Ravens believe misses in first three rounds might stem from overanalysis

OWINGS MILLS, Md. -- Baltimore Ravens owner Steve Bisciotti wants to add more experience to the scouting department as well as alter the evaluation process after recent drafts haven't lived up to the usual standards, especially in the early rounds.

Since winning Super Bowl XLVII, the Ravens have drafted 17 players in the first three rounds and only one (linebacker C.J. Mosley) has gone to a Pro Bowl. In fact, among those first- and second-rounders, there are nearly as many players no longer with the team (safety Matt Elam, linebacker Arthur Brown, defensive tackle Timmy Jernigan and safety Terrence Brooks) as projected starters for the team in 2018 (Mosley, defensive tackle Brandon Williams, defensive end Carl Davis, offensive tackle Ronnie Stanley and cornerback Marlon Humphrey).

Compare that to the Ravens' first 17 drafts when Baltimore used the first two rounds to select two Hall of Famers (Jonathan Ogden and Ray Lewis), three NFL defensive players of the year (Lewis, Ed Reed and Terrell Suggs), a 2,000-yard rusher (Jamal Lewis), a Super Bowl MVP quarterback (Joe Flacco) as well as the franchise's all-time leader in combined yards (Ray Rice) and touchdown catches (Todd Heap).

Bisciotti has a theory on why the last five drafts haven't lived up to the franchise's expectations.

"If you saw our grading system and you were in the draft-prep meetings, you would see that there’s a case to be made that we may get too many opinions about the top players in the draft," Bisciotti said. "So, if you’re talking the first three rounds, that’s 96 players. We almost always get our three players in our top 60 picks, not 96. That’s the same with every team because everybody has their favorites. If you look at those top 60 players, I think they’ve been overanalyzed."

In 2013, the Ravens had two major busts in the first and second rounds (Elam and Brown) before landing one of the top defensive interior linemen, Williams, in the third round.

In 2014, Baltimore drafted an immediate impact player in Mosley in the first round and went with Jernigan, who has since been traded, in the second. The third-rounders were Brooks, who was gone following two seasons after never developing into a starter, and tight end Crockett Gillmore, who couldn't overcome injuries.

In 2015, the Ravens tried to address offense with Perriman and tight end Maxx Williams, but both have struggled mightily while dealing with injuries. Davis, a serviceable starter, was taken in the third round.

In 2016, Baltimore used the No. 6 overall pick on Stanley, a quality left tackle, before missing on linebacker Kamalei Correa and defensive end Bronson Kaufusi, both of whom have disappointed when given the chance to play.

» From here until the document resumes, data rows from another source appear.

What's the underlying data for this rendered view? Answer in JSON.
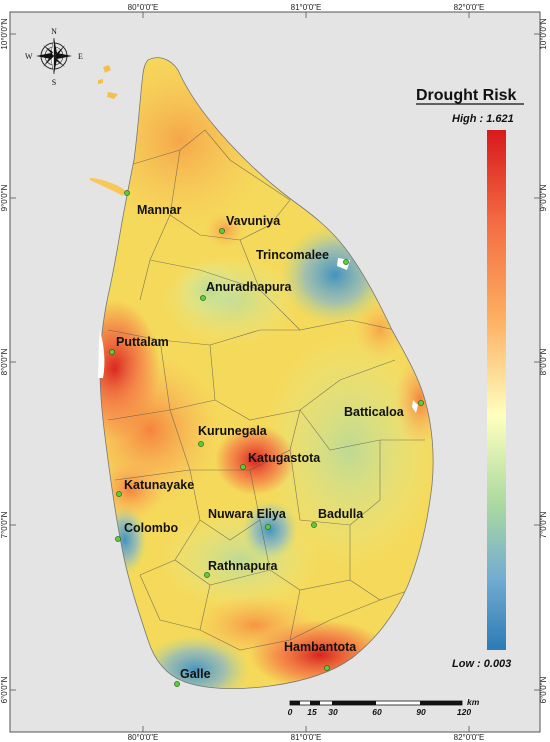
{
  "legend": {
    "title": "Drought Risk",
    "high_label": "High : 1.621",
    "low_label": "Low : 0.003",
    "colors": [
      "#d7191c",
      "#f4442b",
      "#fdae61",
      "#ffffbf",
      "#abd9e9",
      "#74add1",
      "#2c7bb6"
    ]
  },
  "axes": {
    "top": [
      "80°0'0\"E",
      "81°0'0\"E",
      "82°0'0\"E"
    ],
    "bottom": [
      "80°0'0\"E",
      "81°0'0\"E",
      "82°0'0\"E"
    ],
    "left": [
      "10°0'0\"N",
      "9°0'0\"N",
      "8°0'0\"N",
      "7°0'0\"N",
      "6°0'0\"N"
    ],
    "right": [
      "10°0'0\"N",
      "9°0'0\"N",
      "8°0'0\"N",
      "7°0'0\"N",
      "6°0'0\"N"
    ]
  },
  "compass": {
    "n": "N",
    "s": "S",
    "e": "E",
    "w": "W"
  },
  "cities": [
    {
      "name": "Mannar"
    },
    {
      "name": "Vavuniya"
    },
    {
      "name": "Trincomalee"
    },
    {
      "name": "Anuradhapura"
    },
    {
      "name": "Puttalam"
    },
    {
      "name": "Batticaloa"
    },
    {
      "name": "Kurunegala"
    },
    {
      "name": "Katugastota"
    },
    {
      "name": "Katunayake"
    },
    {
      "name": "Colombo"
    },
    {
      "name": "Nuwara Eliya"
    },
    {
      "name": "Badulla"
    },
    {
      "name": "Rathnapura"
    },
    {
      "name": "Hambantota"
    },
    {
      "name": "Galle"
    }
  ],
  "scale_bar": {
    "unit": "km",
    "labels": [
      "0",
      "15",
      "30",
      "60",
      "90",
      "120"
    ]
  }
}
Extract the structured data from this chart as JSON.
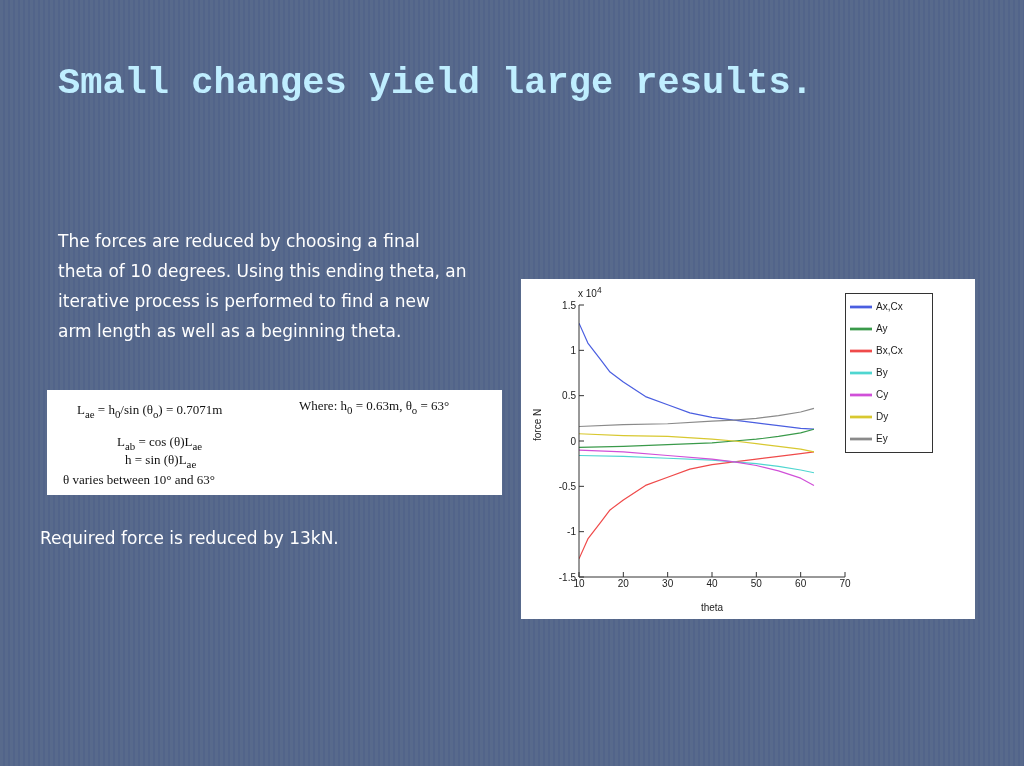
{
  "chart_data": {
    "type": "line",
    "title": "Small changes yield large results.",
    "xlabel": "theta",
    "ylabel": "force N",
    "annotations": [
      "The forces are reduced by choosing a final theta of 10 degrees.  Using this ending theta, an iterative process is performed to find a new arm length as well as a beginning theta.",
      "L$_{ae}$ = h$_{0}$/sin (θ$_{o}$) = 0.7071m",
      "Where: h$_{0}$ = 0.63m,  θ$_{o}$ = 63°",
      "L$_{ab}$ = cos (θ)L$_{ae}$",
      "h = sin (θ)L$_{ae}$",
      "θ varies between 10° and 63°",
      "Required force is reduced by 13kN.",
      "x 10$^{4}$"
    ],
    "xlim": [
      10,
      70
    ],
    "xticks": [
      10,
      20,
      30,
      40,
      50,
      60,
      70
    ],
    "ylim": [
      -1.5,
      1.5
    ],
    "yticks": [
      -1.5,
      -1,
      -0.5,
      0,
      0.5,
      1,
      1.5
    ],
    "legend": "top right",
    "marker": "none",
    "line_style": "solid",
    "series": [
      {
        "name": "Ax,Cx",
        "color": "#4a5ee0",
        "x": [
          10,
          12,
          15,
          17,
          20,
          25,
          30,
          35,
          40,
          45,
          50,
          55,
          60,
          63
        ],
        "values": [
          1.3,
          1.08,
          0.89,
          0.76,
          0.65,
          0.49,
          0.4,
          0.31,
          0.26,
          0.23,
          0.2,
          0.17,
          0.14,
          0.13
        ]
      },
      {
        "name": "Ay",
        "color": "#3a9a4a",
        "x": [
          10,
          20,
          30,
          40,
          45,
          50,
          55,
          60,
          63
        ],
        "values": [
          -0.07,
          -0.06,
          -0.04,
          -0.02,
          0,
          0.02,
          0.05,
          0.09,
          0.13
        ]
      },
      {
        "name": "Bx,Cx",
        "color": "#ef4a4a",
        "x": [
          10,
          12,
          15,
          17,
          20,
          25,
          30,
          35,
          40,
          45,
          50,
          55,
          60,
          63
        ],
        "values": [
          -1.3,
          -1.08,
          -0.89,
          -0.76,
          -0.65,
          -0.49,
          -0.4,
          -0.31,
          -0.26,
          -0.23,
          -0.2,
          -0.17,
          -0.14,
          -0.12
        ]
      },
      {
        "name": "By",
        "color": "#4fd6d0",
        "x": [
          10,
          20,
          30,
          40,
          45,
          50,
          55,
          60,
          63
        ],
        "values": [
          -0.16,
          -0.17,
          -0.19,
          -0.21,
          -0.23,
          -0.25,
          -0.28,
          -0.32,
          -0.35
        ]
      },
      {
        "name": "Cy",
        "color": "#d050d8",
        "x": [
          10,
          20,
          30,
          40,
          45,
          50,
          55,
          60,
          63
        ],
        "values": [
          -0.1,
          -0.12,
          -0.16,
          -0.2,
          -0.23,
          -0.27,
          -0.33,
          -0.41,
          -0.49
        ]
      },
      {
        "name": "Dy",
        "color": "#d8c830",
        "x": [
          10,
          20,
          30,
          40,
          45,
          50,
          55,
          60,
          63
        ],
        "values": [
          0.08,
          0.06,
          0.05,
          0.02,
          0,
          -0.03,
          -0.06,
          -0.09,
          -0.12
        ]
      },
      {
        "name": "Ey",
        "color": "#8a8a8a",
        "x": [
          10,
          20,
          30,
          40,
          45,
          50,
          55,
          60,
          63
        ],
        "values": [
          0.16,
          0.18,
          0.19,
          0.22,
          0.23,
          0.25,
          0.28,
          0.32,
          0.36
        ]
      }
    ]
  }
}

Last year, the Ravens selected Humphrey, who was impressive as a rookie, but they didn't get much out of linebacker Tyus Bowser, defensive end Chris Wormley or pass-rusher Tim Williams.

Bisciotti believes the organization has been hurt by the amount of experience the team has lost in the scouting department.

"When we lost those scouts, we didn’t necessarily go out and hire equal scouts to replace them, and I think that was a mistake," Bisciotti said. "I think that, in retrospect, you can say that you can’t lose those three scouts with 30 years of experience between the three of them and then hire 25-year-olds that are ready to give it the old try."

Bisciotti asked assistant general manager Eric DeCosta to add up the years of experience in the current scouting department when removing himself and general manager Ozzie Newsome.

"I think that it shows that we have not done a very good job of filling in senior people with senior people," Bisciotti said. "That’s something we are going to address starting right now and hopefully rebuild that on the fly, because we can’t wait for 25-year-olds to get as good as [former Ravens scout and current Eagles vice president of player personnel] Joe Douglas was at 36."